During the Cold War, “it was a dangerous world, but it was pretty easy” to secure funds for defense projects, said Gen. Dennis Reimer, former Army chief of staff, who spoke at the Heritage panel.
“Now we’re in a capabilities-based world, and we’re in an economic crisis,” he said. “We can’t afford to have as inefficient a system as we have today and still get the best bang for our buck.”
In his press conference on Tuesday, President Barack Obama called for a “more disciplined” defense budget. His proposed budget would leave defense spending roughly equivalent to what it was under President George W. Bush after adjusting for inflation.
“Where the savings should come in,” Obama said, “is how do we reform our procurement system so that it keeps America safe and we’re not wasting taxpayer dollars?”
Conservatives, however, worry that the President will ask Congress for less supplemental spending for the wars in Iraq and Afghanistan, which they say will drain the defense budget and cause long-term military projects to suffer.
“It’s really a peacetime budget,” said Mackenzie Eaglen, a senior national security policy analyst at Heritage. “The notion that cuts can be made without a subsequent change in our defense strategy is unwise and risky.”
On Wednesday, Sen. John Cornyn, R-Texas, and 13 other Republican senators sent a letter to the President criticizing his proposed defense budget.
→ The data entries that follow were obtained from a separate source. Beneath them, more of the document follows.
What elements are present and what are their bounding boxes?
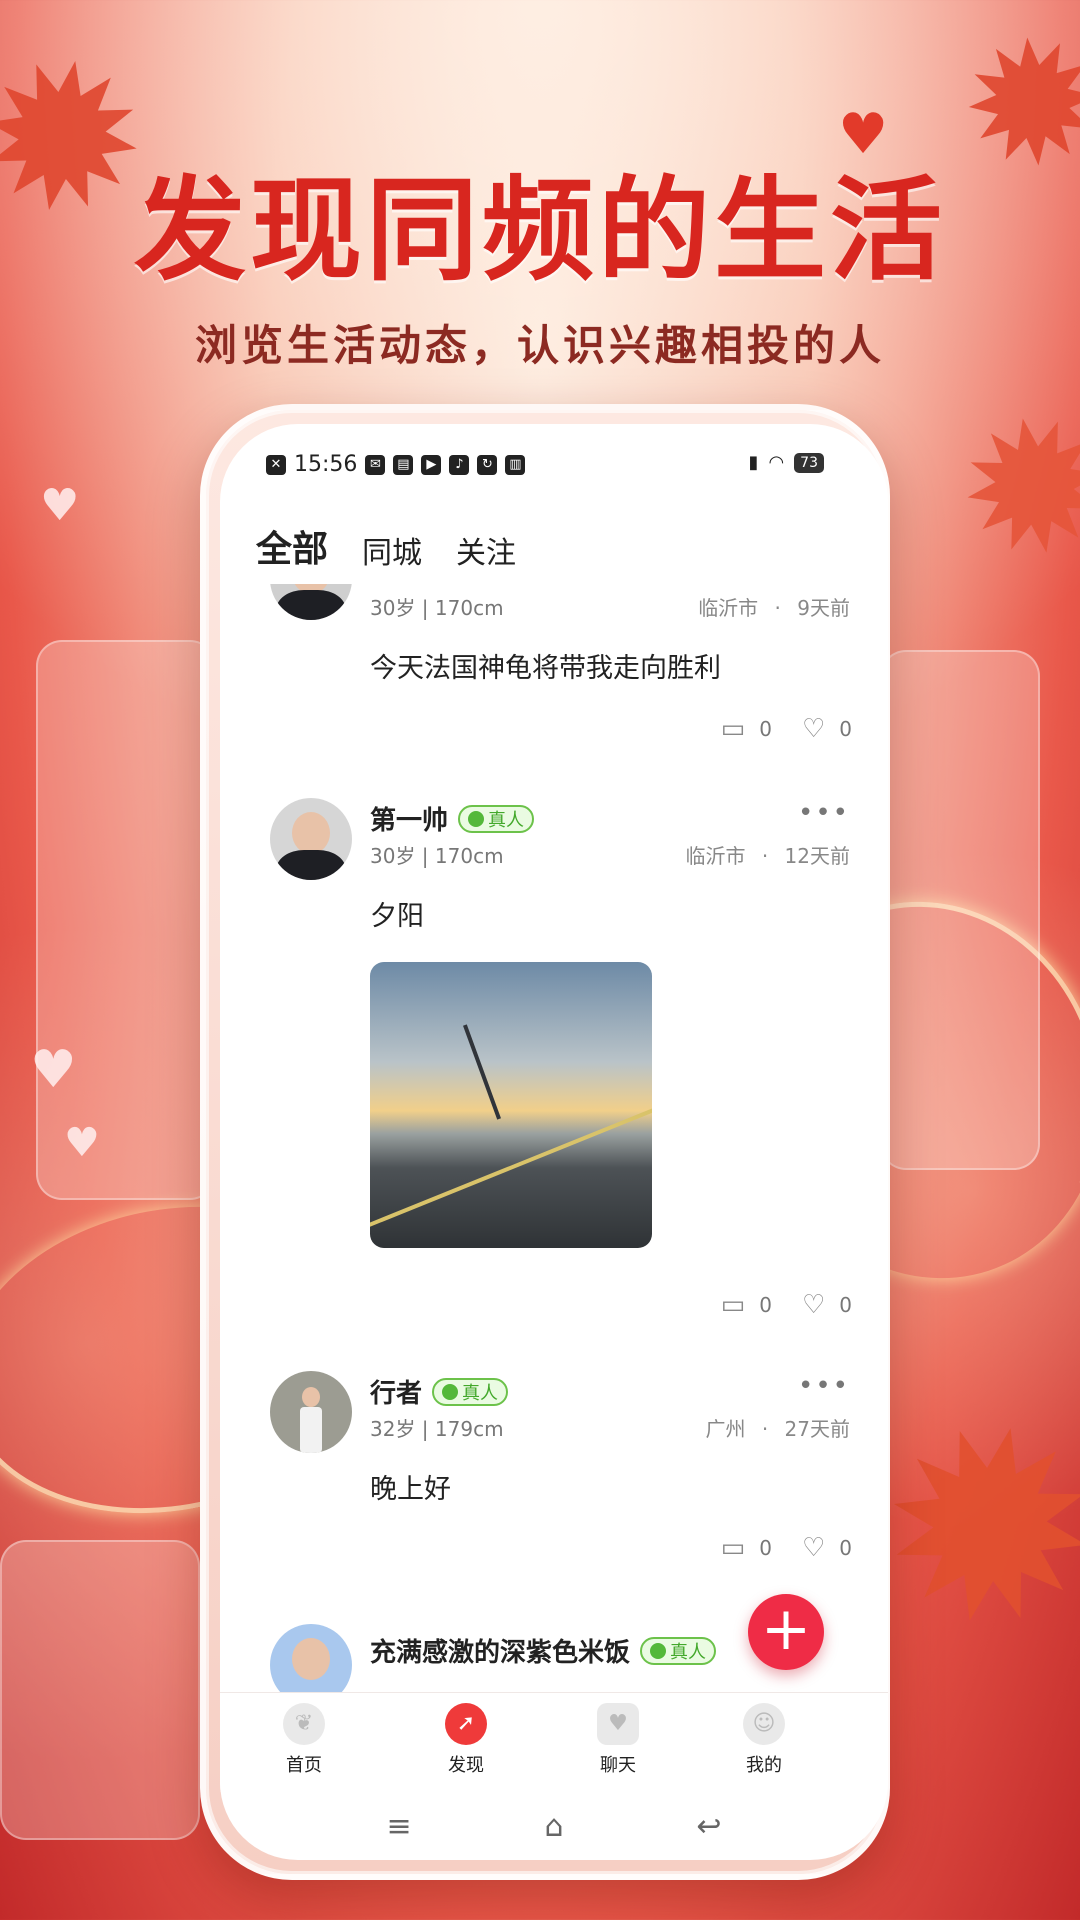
feed-tabs: 全部 同城 关注 [256,520,516,572]
avatar[interactable] [270,1371,352,1453]
decor-card-left [36,640,216,1200]
back-icon[interactable]: ↩ [696,1809,721,1844]
notification-icon: ✕ [266,454,286,475]
avatar[interactable] [270,1624,352,1692]
status-bar: ✕ 15:56 ✉ ▤ ▶ ♪ ↻ ▥ ▮ ◠ 73 [220,424,888,504]
more-options-button[interactable]: ••• [798,798,850,828]
promo-subline: 浏览生活动态，认识兴趣相投的人 [194,321,885,370]
decor-card-bottom-left [0,1540,200,1840]
chat-icon: ♥ [597,1703,639,1745]
sync-icon: ↻ [477,454,498,475]
status-time: 15:56 [294,452,358,477]
comment-icon[interactable]: ▭ [721,714,746,744]
comment-count: 0 [759,1536,772,1560]
verified-badge: 真人 [640,1636,717,1665]
nav-home[interactable]: ❦ 首页 [254,1703,354,1777]
avatar[interactable] [270,798,352,880]
menu-icon[interactable]: ≡ [386,1809,411,1844]
nav-chat[interactable]: ♥ 聊天 [568,1703,668,1777]
tiktok-icon: ♪ [449,454,470,475]
verified-badge: 真人 [432,1377,509,1406]
post-photo[interactable] [370,962,652,1248]
decor-card-right [880,650,1040,1170]
comment-icon[interactable]: ▭ [721,1290,746,1320]
post-meta: 32岁 | 179cm [370,1417,504,1441]
heart-icon: ♥ [30,1040,77,1100]
verified-icon [468,810,485,827]
app-icon: ▤ [393,454,414,475]
like-count: 0 [839,717,852,741]
like-count: 0 [839,1536,852,1560]
home-leaf-icon: ❦ [283,1703,325,1745]
comment-count: 0 [759,717,772,741]
home-icon[interactable]: ⌂ [544,1809,563,1844]
post-location-time: 临沂市 · 12天前 [685,844,850,868]
tab-same-city[interactable]: 同城 [362,528,422,572]
post-location-time: 临沂市 · 9天前 [698,596,850,620]
nav-profile[interactable]: ☺ 我的 [714,1703,814,1777]
heart-icon: ♥ [64,1120,100,1166]
tab-all[interactable]: 全部 [256,520,331,572]
user-name[interactable]: 第一帅 [370,800,448,837]
verified-icon [650,1642,667,1659]
verified-badge: 真人 [458,804,535,833]
like-heart-icon[interactable]: ♡ [802,1290,825,1320]
user-name[interactable]: 充满感激的深紫色米饭 [370,1632,630,1669]
video-icon: ▶ [421,454,442,475]
message-icon: ✉ [365,454,386,475]
like-heart-icon[interactable]: ♡ [802,1533,825,1563]
plus-icon: + [760,1594,812,1664]
vibrate-icon: ▮ [748,452,759,473]
nav-discover[interactable]: ➚ 发现 [416,1703,516,1777]
avatar[interactable] [270,584,352,620]
more-options-button[interactable]: ••• [798,1371,850,1401]
tab-following[interactable]: 关注 [456,528,516,572]
post-feed: 30岁 | 170cm 临沂市 · 9天前 今天法国神龟将带我走向胜利 ▭ 0 … [220,584,888,1692]
post-meta: 30岁 | 170cm [370,596,504,620]
heart-icon: ♥ [40,480,80,531]
comment-icon[interactable]: ▭ [721,1533,746,1563]
battery-indicator: 73 [794,452,824,473]
comment-count: 0 [759,1293,772,1317]
post-meta: 30岁 | 170cm [370,844,504,868]
profile-icon: ☺ [743,1703,785,1745]
like-heart-icon[interactable]: ♡ [802,714,825,744]
bottom-navigation: ❦ 首页 ➚ 发现 ♥ 聊天 ☺ 我的 [220,1692,888,1792]
book-icon: ▥ [505,454,526,475]
user-name[interactable]: 行者 [370,1373,422,1410]
like-count: 0 [839,1293,852,1317]
system-navigation-bar: ≡ ⌂ ↩ [220,1792,888,1860]
post-text: 夕阳 [370,901,424,932]
create-post-button[interactable]: + [748,1594,824,1670]
verified-icon [442,1383,459,1400]
compass-icon: ➚ [445,1703,487,1745]
post-text: 今天法国神龟将带我走向胜利 [370,653,721,684]
post-location-time: 广州 · 27天前 [705,1417,850,1441]
post-text: 晚上好 [370,1474,451,1505]
promo-headline: 发现同频的生活 [134,165,946,296]
heart-icon: ♥ [838,102,889,167]
wifi-icon: ◠ [768,452,785,473]
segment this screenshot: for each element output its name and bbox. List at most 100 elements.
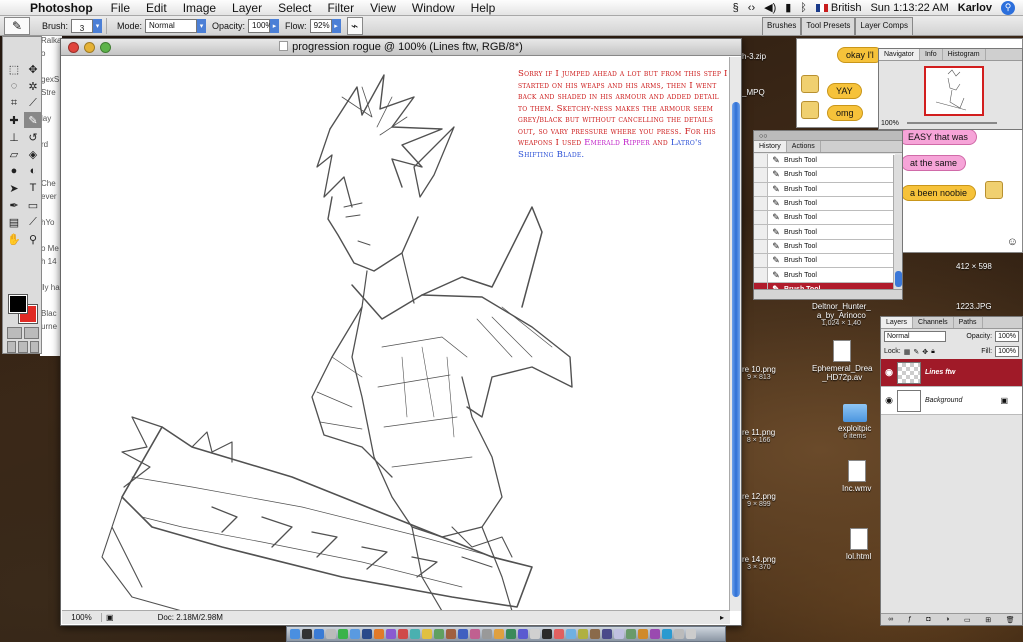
battery-icon[interactable]: ▮ bbox=[785, 1, 791, 14]
app-icon[interactable] bbox=[386, 629, 396, 639]
volume-icon[interactable]: ◀) bbox=[764, 1, 776, 14]
brush-picker-arrow-icon[interactable]: ▾ bbox=[93, 18, 103, 33]
spotlight-icon[interactable]: ⚲ bbox=[1001, 0, 1015, 15]
desktop-folder[interactable]: exploitpic 6 items bbox=[838, 404, 871, 440]
desktop-file[interactable]: h-3.zip bbox=[742, 52, 766, 61]
app-icon[interactable] bbox=[638, 629, 648, 639]
desktop-file[interactable]: re 11.png 8 × 166 bbox=[742, 428, 775, 444]
fill-field[interactable]: 100% bbox=[995, 346, 1019, 357]
zoom-level[interactable]: 100% bbox=[62, 613, 102, 622]
desktop-file[interactable]: re 12.png 9 × 899 bbox=[742, 492, 776, 508]
app-icon[interactable] bbox=[662, 629, 672, 639]
lock-transparency-icon[interactable]: ▦ bbox=[904, 348, 911, 356]
history-brush-tool-icon[interactable]: ↺ bbox=[24, 129, 42, 145]
app-icon[interactable] bbox=[530, 629, 540, 639]
app-icon[interactable] bbox=[542, 629, 552, 639]
menu-file[interactable]: File bbox=[103, 1, 138, 15]
desktop-file[interactable]: Ephemeral_Drea _HD72p.av bbox=[812, 340, 872, 382]
blend-mode-select[interactable]: Normal bbox=[884, 331, 946, 342]
brush-tool-icon[interactable]: ✎ bbox=[24, 112, 42, 128]
screen-modes[interactable] bbox=[7, 341, 39, 353]
menu-window[interactable]: Window bbox=[404, 1, 463, 15]
tab-layer-comps[interactable]: Layer Comps bbox=[855, 16, 913, 35]
app-icon[interactable] bbox=[674, 629, 684, 639]
desktop-file[interactable]: _MPQ bbox=[742, 88, 765, 97]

The senators warned against allowing the military to go on a weapons “procurement holiday,” which they said happened during the Clinton administration.
“Obama’s budget will decrease the overall defense spending, with cuts likely coming from defense acquisition,” a spokeswoman for Cornyn said.
Secretary of Defense Robert M. Gates, who also served under President George W. Bush, has echoed Obama’s call for defense spending reform.
“Secretary Gates has a much larger mandate [under this administration], and will be tackling these issues,” Eaglen said.
Michael E. O’Hanlon, a senior fellow in policy at the Brookings Institution, said in an interview Thursday afternoon he does not believe that Congress is causing unnecessary problems for military programs.
“The problem is not that good programs get canceled [by Congress], it’s that there may be inefficiencies in the way bureaucracies work that drive up costs,” O’Hanlon said.
He also said that talk of another “procurement holiday” is overblown.
“We can’t afford it in terms of [the military’s] equipment stocks,” he said. “But there may be selective cuts to certain programs.”
At Thursday’s panel, speakers outlined various ways to reform the military’s acquisition programs.
“Congress has a tendency to second guess…and intervene in the acquisition process,” Michael Wynne, former secretary of the Air Force, said.
Therefore, “we need to keep the acquisition criteria simple,” he said. “We need to minimize the kind of criteria that have been fertile ground for protest.”
Spring argued that no reform would be possible without a higher budget to provide for the military’s needs in Iraq and Afghanistan and at home.
“If you don’t have an adequate defense budget, no amount of reform is going to get you the force that you want,” Spring said.